After two years of diligent efforts by the American Society of Nephrology (ASN) and other members of the Alliance for Home Dialysis, the provisions of the CHRONIC Care Act were signed into law after being included in the two-year budget agreement passed in February. The CHRONIC provisions authorize, among other items, a home dialysis patient’s monthly clinical visits to be conducted via telehealth with the home as an originating site. ASN and others supported the inclusion of telemedicine provisions in the recent congressional budget deal to pave the way for greater use of the technology and to boost access to care while reducing costs.
While the legislative success was widely applauded by ASN and other members of the Kidney Community, that was just part of the story. The other part has been playing out on the regulatory side in a choreographed dance between ASN and peer societies on one side and with the Centers for Medicare and Medicaid Services (CMS) on the other. Perhaps more accurately, the band was warming up and the participants were making their introductions before CHRONIC became law, but now the ball is in full swing.
Beginning several months back, ASN and the Alliance were making plans to visit CMS to make the case in-person that the dialysis access site of home dialysis patients could be safely examined via telehealth – something the law now allows in two out of three monthly exams. That meeting took place on Wednesday, February 21. Leading this effort for ASN was Beckie Michael, DO, FASN, who has been conducting telehealth exams for both peritoneal and hemodialysis patients since 2015 in conjunction with hospitals in rural and underserved communities.

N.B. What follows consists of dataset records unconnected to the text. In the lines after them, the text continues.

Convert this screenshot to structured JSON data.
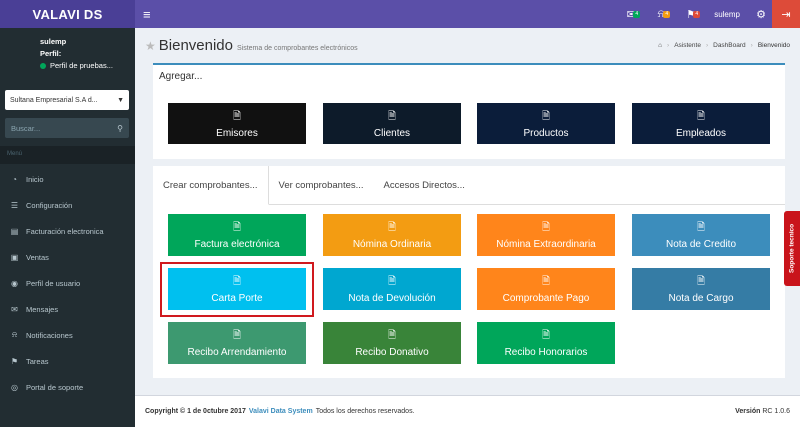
{
  "app": {
    "brand": "VALAVI DS"
  },
  "topbar": {
    "menu_icon": "≡",
    "notifications": [
      {
        "icon": "envelope-icon",
        "glyph": "✉",
        "badge": "4",
        "badge_color": "#00a65a"
      },
      {
        "icon": "bell-icon",
        "glyph": "⍾",
        "badge": "4",
        "badge_color": "#f39c12"
      },
      {
        "icon": "flag-icon",
        "glyph": "⚑",
        "badge": "4",
        "badge_color": "#dd4b39"
      }
    ],
    "username": "sulemp",
    "gear_glyph": "⚙",
    "exit_glyph": "⇥"
  },
  "sidebar": {
    "user_name": "sulemp",
    "profile_label": "Perfil:",
    "profile_status": "Perfil de pruebas...",
    "company": "Sultana Empresarial S.A d...",
    "search_placeholder": "Buscar...",
    "menu_header": "Menú",
    "items": [
      {
        "label": "Inicio",
        "icon": "dashboard-icon",
        "glyph": "◔"
      },
      {
        "label": "Configuración",
        "icon": "sliders-icon",
        "glyph": "☰"
      },
      {
        "label": "Facturación electronica",
        "icon": "invoice-icon",
        "glyph": "▤"
      },
      {
        "label": "Ventas",
        "icon": "truck-icon",
        "glyph": "▣"
      },
      {
        "label": "Perfil de usuario",
        "icon": "user-icon",
        "glyph": "◉"
      },
      {
        "label": "Mensajes",
        "icon": "envelope-icon",
        "glyph": "✉"
      },
      {
        "label": "Notificaciones",
        "icon": "bell-icon",
        "glyph": "⍾"
      },
      {
        "label": "Tareas",
        "icon": "flag-icon",
        "glyph": "⚑"
      },
      {
        "label": "Portal de soporte",
        "icon": "support-icon",
        "glyph": "◎"
      }
    ]
  },
  "header": {
    "title": "Bienvenido",
    "subtitle": "Sistema de comprobantes electrónicos",
    "breadcrumb": [
      "Asistente",
      "DashBoard",
      "Bienvenido"
    ]
  },
  "agregar": {
    "title": "Agregar...",
    "buttons": [
      {
        "label": "Emisores",
        "color": "#111111"
      },
      {
        "label": "Clientes",
        "color": "#0d1b2a"
      },
      {
        "label": "Productos",
        "color": "#0b1d3a"
      },
      {
        "label": "Empleados",
        "color": "#0b1d3a"
      }
    ]
  },
  "tabs": [
    "Crear comprobantes...",
    "Ver comprobantes...",
    "Accesos Directos..."
  ],
  "tiles": [
    {
      "label": "Factura electrónica",
      "color": "#00a65a"
    },
    {
      "label": "Nómina Ordinaria",
      "color": "#f39c12"
    },
    {
      "label": "Nómina Extraordinaria",
      "color": "#ff851b"
    },
    {
      "label": "Nota de Credito",
      "color": "#3c8dbc"
    },
    {
      "label": "Carta Porte",
      "color": "#00c0ef"
    },
    {
      "label": "Nota de Devolución",
      "color": "#00a7d0"
    },
    {
      "label": "Comprobante Pago",
      "color": "#ff851b"
    },
    {
      "label": "Nota de Cargo",
      "color": "#357ca5"
    },
    {
      "label": "Recibo Arrendamiento",
      "color": "#3d9970"
    },
    {
      "label": "Recibo Donativo",
      "color": "#398439"
    },
    {
      "label": "Recibo Honorarios",
      "color": "#00a65a"
    }
  ],
  "support_tab": "Soporte tecnico",
  "footer": {
    "copyright": "Copyright © 1 de 0ctubre 2017",
    "brand": "Valavi Data System",
    "rights": "Todos los derechos reservados.",
    "version_label": "Versión",
    "version": "RC 1.0.6"
  }
}
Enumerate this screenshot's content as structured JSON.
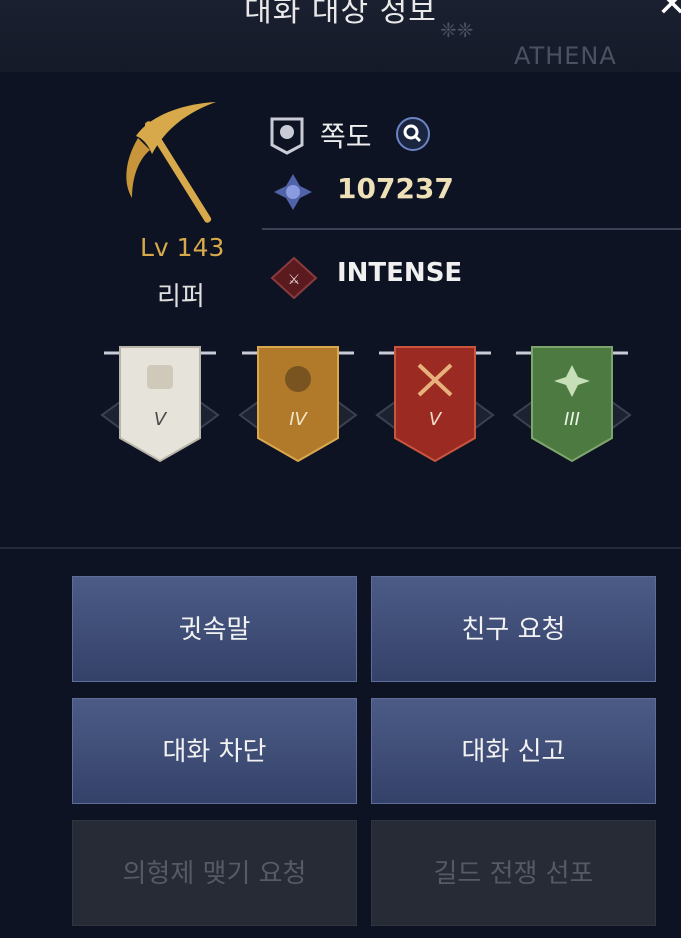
{
  "header": {
    "title": "대화 대상 정보",
    "watermark": "ATHENA"
  },
  "profile": {
    "level": "Lv 143",
    "class_name": "리퍼",
    "name": "쪽도",
    "power": "107237",
    "guild": "INTENSE"
  },
  "banners": [
    {
      "numeral": "V",
      "icon": "book-icon"
    },
    {
      "numeral": "IV",
      "icon": "mask-icon"
    },
    {
      "numeral": "V",
      "icon": "crossed-swords-icon"
    },
    {
      "numeral": "III",
      "icon": "emblem-icon"
    }
  ],
  "actions": {
    "whisper": "귓속말",
    "friend_request": "친구 요청",
    "block_chat": "대화 차단",
    "report_chat": "대화 신고",
    "brotherhood_request": "의형제 맺기 요청",
    "guild_war": "길드 전쟁 선포"
  },
  "colors": {
    "accent_gold": "#d7a94a",
    "button_blue": "#3f4d78"
  }
}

“I believe that the ability to use telehealth technology to provide two out of three monthly nephrology visits for all home dialysis patients, with their home or the dialysis unit being the originating site, will result in fewer missed monthly visits and more efficient use of patients' and providers' time. A remotely performed home visit will also provide the nephrologist the ability to evaluate the patient's home dialysis environment, which is usually only seen by the home dialysis nurse,” said Dr. Michael.
“My experience, and that of other nephrologists, demonstrates that hemodialysis and peritoneal dialysis access can be safely evaluated via video conferencing,” she added.
Dr. Michael was joined by three other nephrologists in the presentation: Dr. Vesh Srivatana representing the Rogosin Institute; Dr. Maggie Gellens representing Baxter; and Dr. Chester Amedia representing the Renal Physicians Association.
The presentation to CMS provided important questions for consideration with Dr. Michael and her colleagues engaging in a lively conversation and dialogue to help inform CMS. Some highlights were:
What are the clinically required elements of an access site inspection for a PD/HHD patient, and why are they important?
How are these elements able to be performed via telehealth?
How frequently do PD/HHD access sites have issues of infection or other complications?
What training do PD/HHD patients receive on access site care and monitoring?
As CMS proceeds to develop rules governing this issue, Dr. Michael, the ASN Quality Committee (charged with formulating positions on regulatory matters for review by the ASN Council), and other Alliance members will continue to dialogue with CMS on this and a host of other issues.